| Inspite
of the fact that most people know the terms secured loans, remortgages
and mortgages, many are unsure of the differences between these
three home loans.
The main
similarity in mortgages, remortgages and secured loans is
due to the fact that they are all secured homeowner loans
that need to be secured on a property.
The first
of these home loans, that is mortgages, are the means whereby
the majority of people buy a property, whether it is a first
property to get on the property ladder, or to move to another
home.
The average
property price is in the region of 170,000, making it too
costly for most people to buy with cash making a mortgage
an essential requirement.
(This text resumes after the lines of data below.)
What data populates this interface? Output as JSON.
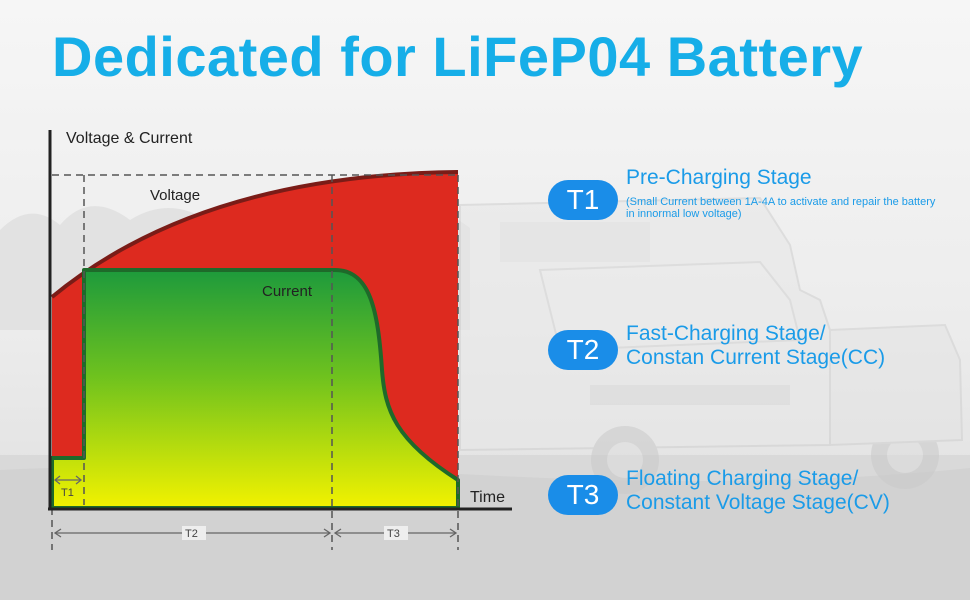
{
  "title": "Dedicated for LiFeP04 Battery",
  "chart": {
    "y_axis_label": "Voltage & Current",
    "x_axis_label": "Time",
    "voltage_label": "Voltage",
    "current_label": "Current",
    "span_t1": "T1",
    "span_t2": "T2",
    "span_t3": "T3"
  },
  "stages": [
    {
      "badge": "T1",
      "title": "Pre-Charging Stage",
      "note": "(Small Current between 1A-4A to activate and repair the battery in innormal low voltage)"
    },
    {
      "badge": "T2",
      "title_line1": "Fast-Charging Stage/",
      "title_line2": "Constan Current Stage(CC)"
    },
    {
      "badge": "T3",
      "title_line1": "Floating Charging Stage/",
      "title_line2": "Constant Voltage Stage(CV)"
    }
  ],
  "colors": {
    "accent": "#16aee8",
    "badge": "#1a8de8",
    "voltage_fill": "#dd2a1f",
    "current_top": "#1d9a3c",
    "current_bottom": "#f2f200"
  }
}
People move house every year or
so, and as such, the majority of homeowners have a number
of mortgages.
There
are a vast number of mortgage products on the market, approaching
2,000 at the moment, available from a number of banks and
building societies,and all have different rates of interest,
and so it always pays to shop about, or better still to consult
an independent whole of the market broker who deals with all
mortgage products and shopping about will be eliminated.
There
are various types of mortgages such as tracker, variable and
fixed, to name but three, and they all have their subtle differences.
A tracker
rate tracks the Bank of England Base Lending Rate which is
at an almost historic low of half of one percent, making the
tracker product cheap at the moment, but naturally when the
base rate rises, so too will a tracker mortgage payment.
Variable
mortgages have repayments that can change either by going
up or down ,and the changes depend not only on the base rate,
but on whether the lender wants to alter the interest rate.
Therefore
if you want to know how much your monthly payment is for the
next few years, a fixed rate would be preferable, as it does
not alter for the prearranged fixed term, that is normally
from one to five years.
Remortgages
are the exact same as mortgages as regards plans, interest
rtes, equity margins, etc. There is one very important difference
between mortgages and remortgages.Remortgages involve moving
a current mortgage to a new provider.
At other
times, homeowners will seek remortgages to raise additional
funds that they can use for almost anything, including car
purchase, home improvements, etc.
Homeowners
often make use of remortgages as consolidation loans. into
the one much lower repayment every month.
Secured
loans or homeowner loans, if you prefer, are low interest
loans that rank behind the existing mortgage, and just like
remortgages they can be used for most purposes and again like
remortgages they make good consolidation loans.